List the corrupt HDFS blocks:
$ hdfs fsck -list-corruptfileblocks
Remove corrupt block with below method
$ hdfs fsck / -delete
Determine problematic files with problems
$ hdfs fsck / | egrep -v '^\.+
Once you found the files that are corrupt delete them
$ hdfs fsck /path/to/corrupt/file -locations -blocks -files
Repeat until all files are healthy or you exhaust all alternatives looking for the blocks.
Once you determine what happened and you cannot recover any more blocks, just use the
$ hdfs fs -rm /path/to/file/with/permanently/missing/blocks
HTH
Created 06-22-2018 02:45 PM
Can you check whether HDFS is healthy. Do you see any missing blocks in namenode?
2018-06-15 14:12:52,958 FATAL [vmbdsiwbdn2:16000.activeMasterManager] master.HMaster: Failed to become active master org.apache.hadoop.hdfs.BlockMissingException: Could not obtain block: BP-1307428289-10.0.0.4-
Created 06-23-2018 07:27 AM
Looks like problem with datanodes. Check whether all datanodes are up.
Once HDFS/Datanodes are healthy. Then you will be able to start HBase.

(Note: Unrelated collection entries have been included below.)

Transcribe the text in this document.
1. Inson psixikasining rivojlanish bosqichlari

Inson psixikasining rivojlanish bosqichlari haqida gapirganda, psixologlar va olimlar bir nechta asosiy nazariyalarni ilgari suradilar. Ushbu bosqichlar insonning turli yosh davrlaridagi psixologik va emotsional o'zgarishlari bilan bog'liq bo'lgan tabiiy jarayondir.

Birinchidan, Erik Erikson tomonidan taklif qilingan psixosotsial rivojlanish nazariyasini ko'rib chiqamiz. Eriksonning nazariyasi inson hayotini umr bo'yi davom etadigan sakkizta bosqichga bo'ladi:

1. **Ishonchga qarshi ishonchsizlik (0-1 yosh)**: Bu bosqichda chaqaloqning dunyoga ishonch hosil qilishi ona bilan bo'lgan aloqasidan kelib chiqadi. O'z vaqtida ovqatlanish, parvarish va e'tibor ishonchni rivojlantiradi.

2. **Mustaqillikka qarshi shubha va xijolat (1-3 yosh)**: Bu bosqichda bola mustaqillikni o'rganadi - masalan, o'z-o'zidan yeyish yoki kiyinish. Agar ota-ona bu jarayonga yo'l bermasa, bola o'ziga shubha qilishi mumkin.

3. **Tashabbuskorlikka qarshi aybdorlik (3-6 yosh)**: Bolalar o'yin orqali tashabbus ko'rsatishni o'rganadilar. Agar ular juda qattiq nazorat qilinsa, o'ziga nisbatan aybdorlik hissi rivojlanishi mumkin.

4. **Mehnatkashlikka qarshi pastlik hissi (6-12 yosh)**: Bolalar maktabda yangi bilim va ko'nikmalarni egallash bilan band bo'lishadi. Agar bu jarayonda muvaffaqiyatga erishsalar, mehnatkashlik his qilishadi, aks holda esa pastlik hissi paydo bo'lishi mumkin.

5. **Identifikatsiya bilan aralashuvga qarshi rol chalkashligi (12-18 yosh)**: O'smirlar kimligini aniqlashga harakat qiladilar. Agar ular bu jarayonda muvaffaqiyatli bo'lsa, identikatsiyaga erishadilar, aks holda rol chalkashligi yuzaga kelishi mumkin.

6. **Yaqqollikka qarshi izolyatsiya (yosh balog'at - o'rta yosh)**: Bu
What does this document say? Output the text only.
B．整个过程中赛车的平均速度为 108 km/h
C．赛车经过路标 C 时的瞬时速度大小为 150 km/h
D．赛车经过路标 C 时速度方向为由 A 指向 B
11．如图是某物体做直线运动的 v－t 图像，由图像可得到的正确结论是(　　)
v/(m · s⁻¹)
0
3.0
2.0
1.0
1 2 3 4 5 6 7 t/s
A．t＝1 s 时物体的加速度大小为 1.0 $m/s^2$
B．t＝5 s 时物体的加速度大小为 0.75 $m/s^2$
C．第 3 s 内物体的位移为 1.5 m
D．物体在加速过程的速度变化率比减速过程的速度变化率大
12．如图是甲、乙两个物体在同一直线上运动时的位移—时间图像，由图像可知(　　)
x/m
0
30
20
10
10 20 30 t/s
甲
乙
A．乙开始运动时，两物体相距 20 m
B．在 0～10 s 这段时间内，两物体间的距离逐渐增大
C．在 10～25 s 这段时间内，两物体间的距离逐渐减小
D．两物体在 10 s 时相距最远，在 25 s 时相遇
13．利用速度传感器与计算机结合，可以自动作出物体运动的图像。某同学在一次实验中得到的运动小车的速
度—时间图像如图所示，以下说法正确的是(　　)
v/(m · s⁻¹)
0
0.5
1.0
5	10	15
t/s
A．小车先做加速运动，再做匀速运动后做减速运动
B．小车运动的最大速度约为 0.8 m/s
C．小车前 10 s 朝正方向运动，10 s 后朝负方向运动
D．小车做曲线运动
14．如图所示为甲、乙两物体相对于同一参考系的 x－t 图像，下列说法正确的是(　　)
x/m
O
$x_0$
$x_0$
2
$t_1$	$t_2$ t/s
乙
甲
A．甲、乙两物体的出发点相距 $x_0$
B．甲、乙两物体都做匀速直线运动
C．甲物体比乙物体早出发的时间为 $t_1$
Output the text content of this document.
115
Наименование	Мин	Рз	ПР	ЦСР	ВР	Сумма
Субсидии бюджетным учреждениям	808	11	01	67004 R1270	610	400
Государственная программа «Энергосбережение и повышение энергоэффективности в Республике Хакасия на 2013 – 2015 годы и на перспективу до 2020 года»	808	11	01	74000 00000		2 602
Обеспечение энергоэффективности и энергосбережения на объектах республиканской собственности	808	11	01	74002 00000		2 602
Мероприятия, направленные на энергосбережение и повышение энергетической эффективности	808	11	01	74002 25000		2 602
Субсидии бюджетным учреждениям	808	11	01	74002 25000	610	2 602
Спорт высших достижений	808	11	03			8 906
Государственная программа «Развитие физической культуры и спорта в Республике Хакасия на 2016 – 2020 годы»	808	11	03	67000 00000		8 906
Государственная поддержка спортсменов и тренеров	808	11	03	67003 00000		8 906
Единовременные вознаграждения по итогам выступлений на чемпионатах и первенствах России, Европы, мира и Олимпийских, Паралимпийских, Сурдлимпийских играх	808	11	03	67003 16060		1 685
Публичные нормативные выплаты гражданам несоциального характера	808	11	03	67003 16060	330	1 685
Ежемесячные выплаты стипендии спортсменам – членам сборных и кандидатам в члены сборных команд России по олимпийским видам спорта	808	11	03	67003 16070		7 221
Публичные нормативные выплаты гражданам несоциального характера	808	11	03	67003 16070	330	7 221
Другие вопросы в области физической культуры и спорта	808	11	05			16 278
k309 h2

Created 06-23-2018 07:29 AM
Yes...HDFS has reported missing blocks...NameNode Critical error : Total Blocks:[99], Missing Blocks:[7]
Created 06-23-2018 10:55 AM
This is the culprit "Could not obtain block: BP-1307428289-10.0.0.4-1528240888625:blk_1073741830_1006 file=/apps/hbase/data/data/hbase/meta/.tabledesc/.tableinfo.0000000001"
How did you shutdown the cluster?
List the corrupt HDFS blocks:
$ hdfs fsck -list-corruptfileblocks
Remove corrupt block with below method
$ hdfs fsck / -delete
Determine problematic files with problems
$ hdfs fsck / | egrep -v '^\.+
Once you found the files that are corrupt delete them
$ hdfs fsck /path/to/corrupt/file -locations -blocks -files
Repeat until all files are healthy or you exhaust all alternatives looking for the blocks.
Once you determine what happened and you cannot recover any more blocks, just use the
$ hdfs fs -rm /path/to/file/with/permanently/missing/blocks
HTH
Created 06-24-2018 02:16 PM
I did follow the same step to check for the corrupted blocks which are causing the HBase Master start up error and then deleted the same. Once done restarted the HBase services successfully.